Thanks to the Arab Spring, underground music in the Middle East definitely got out to a much broader audience. A lot of young Arabs no longer want to listen to the same old songs on love and search for something more meaningful in arts, which they find with alternative artists who aren't afraid to voice their frustration in their work. Many of these alternative artists have taken active part in the rallies and other events related to the revolution, which provided a certain platform for them. And, of course, you'll find a lot of artists now whose work didn't really carry any political or social relevance prior to the revolution but who are now trying to join the bandwagon.

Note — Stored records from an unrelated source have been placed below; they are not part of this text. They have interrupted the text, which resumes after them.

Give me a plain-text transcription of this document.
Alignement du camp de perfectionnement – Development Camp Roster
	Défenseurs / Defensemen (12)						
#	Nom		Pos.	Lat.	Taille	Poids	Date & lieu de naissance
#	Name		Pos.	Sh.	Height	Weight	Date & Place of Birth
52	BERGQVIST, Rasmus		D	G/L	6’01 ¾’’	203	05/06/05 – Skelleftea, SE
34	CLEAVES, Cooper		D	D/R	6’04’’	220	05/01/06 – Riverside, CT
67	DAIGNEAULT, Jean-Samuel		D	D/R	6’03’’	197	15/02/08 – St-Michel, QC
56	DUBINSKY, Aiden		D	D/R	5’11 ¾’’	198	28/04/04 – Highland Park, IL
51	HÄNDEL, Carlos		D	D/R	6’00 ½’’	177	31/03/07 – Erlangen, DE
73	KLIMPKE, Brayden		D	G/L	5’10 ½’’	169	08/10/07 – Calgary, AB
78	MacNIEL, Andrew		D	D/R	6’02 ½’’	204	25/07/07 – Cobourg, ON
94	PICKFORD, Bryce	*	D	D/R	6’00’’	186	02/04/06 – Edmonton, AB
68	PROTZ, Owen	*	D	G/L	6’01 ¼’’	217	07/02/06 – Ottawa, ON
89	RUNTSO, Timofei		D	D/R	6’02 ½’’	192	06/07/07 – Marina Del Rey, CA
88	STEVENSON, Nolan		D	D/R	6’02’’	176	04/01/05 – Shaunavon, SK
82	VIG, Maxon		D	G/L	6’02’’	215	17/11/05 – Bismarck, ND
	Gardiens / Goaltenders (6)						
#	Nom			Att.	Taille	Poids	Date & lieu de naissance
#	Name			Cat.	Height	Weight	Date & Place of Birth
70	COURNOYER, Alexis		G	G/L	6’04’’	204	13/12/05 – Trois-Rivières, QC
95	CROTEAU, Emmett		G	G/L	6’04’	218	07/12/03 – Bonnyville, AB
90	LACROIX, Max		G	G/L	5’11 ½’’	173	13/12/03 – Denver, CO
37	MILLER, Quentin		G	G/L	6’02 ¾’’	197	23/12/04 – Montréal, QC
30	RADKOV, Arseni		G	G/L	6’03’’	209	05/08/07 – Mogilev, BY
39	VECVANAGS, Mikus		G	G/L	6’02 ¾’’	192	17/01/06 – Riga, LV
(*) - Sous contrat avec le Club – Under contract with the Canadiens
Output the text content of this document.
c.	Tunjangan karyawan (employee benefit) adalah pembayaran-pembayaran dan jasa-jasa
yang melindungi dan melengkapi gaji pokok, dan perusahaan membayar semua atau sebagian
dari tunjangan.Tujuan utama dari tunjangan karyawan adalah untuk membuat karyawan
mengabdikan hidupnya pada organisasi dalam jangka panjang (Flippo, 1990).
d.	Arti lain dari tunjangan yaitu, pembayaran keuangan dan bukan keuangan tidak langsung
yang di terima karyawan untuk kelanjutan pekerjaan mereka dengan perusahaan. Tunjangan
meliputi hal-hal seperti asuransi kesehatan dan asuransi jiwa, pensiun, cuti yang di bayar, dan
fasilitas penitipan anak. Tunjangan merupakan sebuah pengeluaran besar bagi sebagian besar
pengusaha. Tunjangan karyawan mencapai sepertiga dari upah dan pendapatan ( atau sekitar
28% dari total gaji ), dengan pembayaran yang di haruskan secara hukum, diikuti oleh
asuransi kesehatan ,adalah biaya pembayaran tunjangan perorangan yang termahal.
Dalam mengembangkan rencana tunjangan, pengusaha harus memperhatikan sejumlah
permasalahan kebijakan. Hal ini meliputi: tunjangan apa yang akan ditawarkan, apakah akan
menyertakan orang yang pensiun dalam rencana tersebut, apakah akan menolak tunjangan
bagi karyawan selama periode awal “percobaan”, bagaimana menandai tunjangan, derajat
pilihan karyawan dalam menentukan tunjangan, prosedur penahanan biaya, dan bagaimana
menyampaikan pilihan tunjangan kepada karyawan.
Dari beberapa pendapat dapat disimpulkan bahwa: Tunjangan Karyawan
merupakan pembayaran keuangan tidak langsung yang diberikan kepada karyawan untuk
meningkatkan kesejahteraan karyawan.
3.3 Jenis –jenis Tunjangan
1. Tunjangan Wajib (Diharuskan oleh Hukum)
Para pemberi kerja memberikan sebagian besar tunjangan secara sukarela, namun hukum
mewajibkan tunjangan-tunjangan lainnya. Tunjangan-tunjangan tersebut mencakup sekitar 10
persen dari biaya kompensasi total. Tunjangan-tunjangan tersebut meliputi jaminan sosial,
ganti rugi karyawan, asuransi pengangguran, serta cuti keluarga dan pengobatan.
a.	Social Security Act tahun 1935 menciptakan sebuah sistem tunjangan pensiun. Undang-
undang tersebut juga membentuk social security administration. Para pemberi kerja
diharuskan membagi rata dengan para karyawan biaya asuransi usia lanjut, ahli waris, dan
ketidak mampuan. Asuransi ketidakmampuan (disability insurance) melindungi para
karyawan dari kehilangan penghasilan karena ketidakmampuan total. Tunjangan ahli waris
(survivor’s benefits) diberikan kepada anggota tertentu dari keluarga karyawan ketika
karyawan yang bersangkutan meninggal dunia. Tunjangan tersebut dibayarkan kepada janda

How did you get access to the musicians and artists? Did you know any of them before the shoot? Did any locals help you on the spot?
We first did a thorough research and contacted people whom I'd already known (I have worked in the area since 2007). A few contacts would then open the door to many other artists and institutions. We got around pretty much on our own once we were there but we had great production support in Egypt from our partners at Birthmark Films. And a number of institutions helped us out with accommodations, for example, the Lebanese Ministry of Tourism, the Goethe Institut in Alexandria, and the Royal Film Commission and the Safar Fund in Jordan.
When did you go there for the last time? What was the atmosphere like in the capitals? Has the enthusiasm waned?
Our last trip was in early December, we went to Cairo and then to a number of places in Europe. It was a huge difference compared to our previous trip in October 2010. On the one hand you felt this incredible hope and creative energy. People felt they were finally able to take control of their own lives and take part in building a new Egypt. A lot of new projects in music and theatre were cropping up... On the other hand you also felt a great deal of uncertainty and paranoia. People aren't sure about the future, they feel like certain political forces are trying to take over. There's a lot of chaos and violence in the streets. People fear that foreign powers (USA, Israel and Europe being the usual suspects) are trying to manipulate Egypt. In some parts of the city, it wasn't too easy to walk around with a camera, unlike last year when it wasn't exactly legal but no one cared. This time, even ordinary people were yelling at us, which was an expression of such paranoia.
Your major goal was to uncover the modern nature of contemporary Arab society, to go against prejudice and upset the sweeping perception of Arab culture as one that is unchanging and closely tied with religious fundamentalism. You've seen that young Arab people reject traditional, official Arab culture because it leaves no room for self-expression.
The Arab Spring has helped a lot of young Arabs feel a stronger sense of identity. Young Arabs are now hard judges of their own culture and finally see that it's possible to create their own contemporary culture without relying on either tradition or Western trends. And while these developments existed even well before January 2011 - after all, that's why we started making this film - it seems that the general feeling of confidence, self-empowerment and identity is much more widespread than three years ago when we started making the film.
What stage is the film in now, for when do you plan its premiere?
We finished shooting in December 2011 and we've started the post-production. We plan to have the rough cut by March and premiere in Autumn 2012.
Are you considering taking a slightly different distribution route, screening the film in, let's say, music clubs?
As far as distribution, we'll work with our co-production partners to find a way to deliver the film to the target audience. On top of cinemas, we want to organize various events that will include a film screening, concerts by various bands and maybe even workshops.